Critical role of the endocannabinoid system in the regulation of food intake and energy metabolism, with phylogenetic, developmental, and pathophysiological implications.

The endocannabinoid system (ECS) consists of two receptors (CB(1) and CB(2)), several endogenous ligands (primarily anandamide and 2-AG), and over a dozen ligand-metabolizing enzymes. The ECS has deep phylogenetic roots and regulates many aspects of embryological development and homeostasis, including neuroprotection and neural plasticity, immunity and inflammation, apoptosis and carcinogenesis, pain and emotional memory, and the focus of this review: hunger, feeding, and metabolism. The ECS controls energy balance and lipid metabolism centrally (in the hypothalamus and mesolimbic pathways) and peripherally (in adipocytes and pancreatic islet cells), acting through numerous anorexigenic and orexigenic pathways (e.g., ghrelin, leptin, orexin, adiponectin, endogenous opioids, and corticotropin-releasing hormone).
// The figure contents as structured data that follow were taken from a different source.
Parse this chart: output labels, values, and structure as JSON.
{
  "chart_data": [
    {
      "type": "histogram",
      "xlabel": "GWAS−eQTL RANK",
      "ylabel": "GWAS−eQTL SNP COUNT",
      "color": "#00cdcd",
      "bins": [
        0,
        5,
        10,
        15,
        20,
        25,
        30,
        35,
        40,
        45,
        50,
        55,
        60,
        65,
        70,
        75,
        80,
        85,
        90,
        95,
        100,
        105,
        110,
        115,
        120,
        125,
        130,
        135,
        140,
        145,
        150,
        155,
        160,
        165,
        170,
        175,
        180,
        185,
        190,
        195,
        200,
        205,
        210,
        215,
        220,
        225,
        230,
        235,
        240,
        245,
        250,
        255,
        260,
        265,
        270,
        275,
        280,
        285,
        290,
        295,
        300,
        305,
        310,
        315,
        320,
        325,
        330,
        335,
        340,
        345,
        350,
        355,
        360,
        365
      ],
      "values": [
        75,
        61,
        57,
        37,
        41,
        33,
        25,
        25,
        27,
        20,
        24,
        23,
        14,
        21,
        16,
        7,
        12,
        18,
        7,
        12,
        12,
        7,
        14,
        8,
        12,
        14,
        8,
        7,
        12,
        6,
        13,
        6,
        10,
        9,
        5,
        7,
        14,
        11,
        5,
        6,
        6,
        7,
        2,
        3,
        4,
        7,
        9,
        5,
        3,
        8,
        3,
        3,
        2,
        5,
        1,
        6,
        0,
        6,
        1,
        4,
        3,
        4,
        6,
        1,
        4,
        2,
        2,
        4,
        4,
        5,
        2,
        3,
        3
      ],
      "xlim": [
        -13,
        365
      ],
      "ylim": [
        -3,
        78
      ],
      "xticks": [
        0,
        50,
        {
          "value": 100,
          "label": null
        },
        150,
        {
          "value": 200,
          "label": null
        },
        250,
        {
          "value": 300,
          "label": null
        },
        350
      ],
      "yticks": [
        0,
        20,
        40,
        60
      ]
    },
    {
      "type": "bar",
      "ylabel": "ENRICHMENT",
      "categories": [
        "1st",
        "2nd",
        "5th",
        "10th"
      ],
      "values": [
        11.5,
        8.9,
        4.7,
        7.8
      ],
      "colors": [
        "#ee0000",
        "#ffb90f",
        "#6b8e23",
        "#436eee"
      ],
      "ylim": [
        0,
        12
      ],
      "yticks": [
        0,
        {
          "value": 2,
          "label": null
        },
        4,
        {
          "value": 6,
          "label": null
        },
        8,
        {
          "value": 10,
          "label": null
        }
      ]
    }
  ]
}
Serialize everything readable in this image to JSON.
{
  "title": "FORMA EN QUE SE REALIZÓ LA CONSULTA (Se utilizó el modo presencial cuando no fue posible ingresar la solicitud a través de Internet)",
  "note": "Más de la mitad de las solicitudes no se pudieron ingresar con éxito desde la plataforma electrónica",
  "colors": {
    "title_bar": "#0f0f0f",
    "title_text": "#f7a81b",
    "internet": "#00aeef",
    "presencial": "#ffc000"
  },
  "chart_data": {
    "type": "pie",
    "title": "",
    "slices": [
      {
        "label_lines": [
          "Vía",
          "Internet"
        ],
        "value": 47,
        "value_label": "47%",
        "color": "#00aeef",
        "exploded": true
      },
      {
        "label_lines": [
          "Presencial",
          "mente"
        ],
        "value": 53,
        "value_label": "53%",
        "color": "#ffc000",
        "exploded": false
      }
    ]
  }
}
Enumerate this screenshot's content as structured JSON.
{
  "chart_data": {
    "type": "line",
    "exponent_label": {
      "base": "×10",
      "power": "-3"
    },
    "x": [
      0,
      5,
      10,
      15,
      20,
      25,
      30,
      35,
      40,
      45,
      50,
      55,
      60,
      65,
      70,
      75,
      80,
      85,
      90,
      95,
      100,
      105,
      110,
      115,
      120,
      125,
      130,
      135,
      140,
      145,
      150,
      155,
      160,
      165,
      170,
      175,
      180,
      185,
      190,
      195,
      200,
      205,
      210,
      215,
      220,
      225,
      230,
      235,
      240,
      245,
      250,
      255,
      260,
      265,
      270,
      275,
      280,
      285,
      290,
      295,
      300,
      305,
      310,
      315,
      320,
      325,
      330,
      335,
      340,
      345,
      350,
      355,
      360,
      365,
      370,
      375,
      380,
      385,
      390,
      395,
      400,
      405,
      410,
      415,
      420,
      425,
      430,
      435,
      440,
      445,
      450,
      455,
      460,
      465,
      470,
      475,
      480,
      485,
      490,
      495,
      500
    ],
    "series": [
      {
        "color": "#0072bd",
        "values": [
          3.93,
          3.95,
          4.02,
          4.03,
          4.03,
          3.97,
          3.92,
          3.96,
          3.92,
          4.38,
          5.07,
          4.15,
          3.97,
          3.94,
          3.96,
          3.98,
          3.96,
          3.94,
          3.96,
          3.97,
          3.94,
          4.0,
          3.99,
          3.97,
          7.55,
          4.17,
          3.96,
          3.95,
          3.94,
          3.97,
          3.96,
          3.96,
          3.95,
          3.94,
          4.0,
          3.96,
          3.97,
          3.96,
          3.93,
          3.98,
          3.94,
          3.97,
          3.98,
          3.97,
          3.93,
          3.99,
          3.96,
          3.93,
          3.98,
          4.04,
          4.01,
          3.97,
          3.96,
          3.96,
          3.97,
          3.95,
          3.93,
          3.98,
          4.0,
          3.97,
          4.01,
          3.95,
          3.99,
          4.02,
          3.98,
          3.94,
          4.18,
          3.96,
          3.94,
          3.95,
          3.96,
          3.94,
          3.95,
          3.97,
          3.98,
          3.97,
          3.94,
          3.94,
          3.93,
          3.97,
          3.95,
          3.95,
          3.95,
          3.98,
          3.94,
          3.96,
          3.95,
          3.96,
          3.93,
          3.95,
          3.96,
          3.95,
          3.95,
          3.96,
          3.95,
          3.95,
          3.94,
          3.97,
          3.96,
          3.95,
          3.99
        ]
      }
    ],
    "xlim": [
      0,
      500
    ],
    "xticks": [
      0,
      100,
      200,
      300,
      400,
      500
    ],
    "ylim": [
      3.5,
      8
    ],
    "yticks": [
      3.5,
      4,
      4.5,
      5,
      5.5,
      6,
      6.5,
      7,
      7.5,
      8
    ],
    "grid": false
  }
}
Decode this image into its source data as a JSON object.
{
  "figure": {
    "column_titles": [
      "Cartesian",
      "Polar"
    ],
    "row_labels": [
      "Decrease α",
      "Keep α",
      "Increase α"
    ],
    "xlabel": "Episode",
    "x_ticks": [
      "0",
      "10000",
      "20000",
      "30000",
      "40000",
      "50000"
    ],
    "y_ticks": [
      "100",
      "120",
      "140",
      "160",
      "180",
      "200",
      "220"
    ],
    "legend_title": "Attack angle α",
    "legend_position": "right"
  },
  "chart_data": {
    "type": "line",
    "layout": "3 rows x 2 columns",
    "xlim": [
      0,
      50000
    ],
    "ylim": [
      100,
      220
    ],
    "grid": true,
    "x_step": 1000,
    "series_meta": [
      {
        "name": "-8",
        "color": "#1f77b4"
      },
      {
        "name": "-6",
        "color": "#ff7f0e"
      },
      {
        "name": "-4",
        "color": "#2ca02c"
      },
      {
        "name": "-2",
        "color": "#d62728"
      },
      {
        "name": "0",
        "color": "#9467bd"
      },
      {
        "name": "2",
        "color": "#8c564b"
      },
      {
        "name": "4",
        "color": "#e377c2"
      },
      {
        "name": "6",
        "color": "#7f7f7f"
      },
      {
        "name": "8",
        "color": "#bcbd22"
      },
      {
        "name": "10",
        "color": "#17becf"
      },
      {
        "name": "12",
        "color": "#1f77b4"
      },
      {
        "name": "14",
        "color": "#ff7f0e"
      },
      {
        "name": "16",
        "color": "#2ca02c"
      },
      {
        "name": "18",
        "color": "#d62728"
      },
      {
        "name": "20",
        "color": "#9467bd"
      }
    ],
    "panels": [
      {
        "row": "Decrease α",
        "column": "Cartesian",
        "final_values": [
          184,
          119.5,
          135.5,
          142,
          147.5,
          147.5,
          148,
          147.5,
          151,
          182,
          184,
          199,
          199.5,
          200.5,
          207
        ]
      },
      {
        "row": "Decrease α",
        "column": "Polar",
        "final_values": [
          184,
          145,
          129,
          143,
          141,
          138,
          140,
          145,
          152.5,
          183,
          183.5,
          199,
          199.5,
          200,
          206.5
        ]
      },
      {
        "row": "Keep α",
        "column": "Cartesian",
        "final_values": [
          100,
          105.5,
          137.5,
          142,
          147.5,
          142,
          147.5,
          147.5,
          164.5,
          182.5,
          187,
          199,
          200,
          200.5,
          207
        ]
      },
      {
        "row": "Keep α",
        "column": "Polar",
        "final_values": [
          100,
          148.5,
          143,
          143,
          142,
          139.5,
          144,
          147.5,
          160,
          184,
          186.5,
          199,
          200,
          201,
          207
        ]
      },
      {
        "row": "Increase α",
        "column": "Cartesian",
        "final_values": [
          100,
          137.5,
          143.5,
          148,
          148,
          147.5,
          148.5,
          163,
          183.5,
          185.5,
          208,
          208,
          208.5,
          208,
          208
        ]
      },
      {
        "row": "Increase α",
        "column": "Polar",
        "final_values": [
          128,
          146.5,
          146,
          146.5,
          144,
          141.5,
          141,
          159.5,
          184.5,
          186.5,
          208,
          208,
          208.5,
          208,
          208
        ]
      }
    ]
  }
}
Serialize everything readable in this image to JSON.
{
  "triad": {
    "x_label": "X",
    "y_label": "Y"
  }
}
Obesity leads to excessive endocannabinoid production by adipocytes, which drives CB(1) in a feed-forward dysfunction. Phylogenetic research suggests the genes for endocannabinoid enzymes, especially DAGLalpha and NAPE-PLD, may harbor mildly deleterious alleles that express disease-related phenotypes. Several CB(1) inverse agonists have been developed for the treatment of obesity, including rimonabant, taranabant, and surinabant. These drugs are efficacious at reducing food intake as well as abdominal adiposity and cardiometabolic risk factors. However, given the myriad beneficial roles of the ECS, it should be no surprise that systemic CB(1) blockade induces various adverse effects. Alternatives to systemic blockade include CB(1) partial agonists, pleiotropic drugs, peripherally restricted antagonists, allosteric antagonists, and endocannabinoid ligand modulation. The ECS offers several discrete targets for the management of obesity and its associated cardiometabolic sequelae.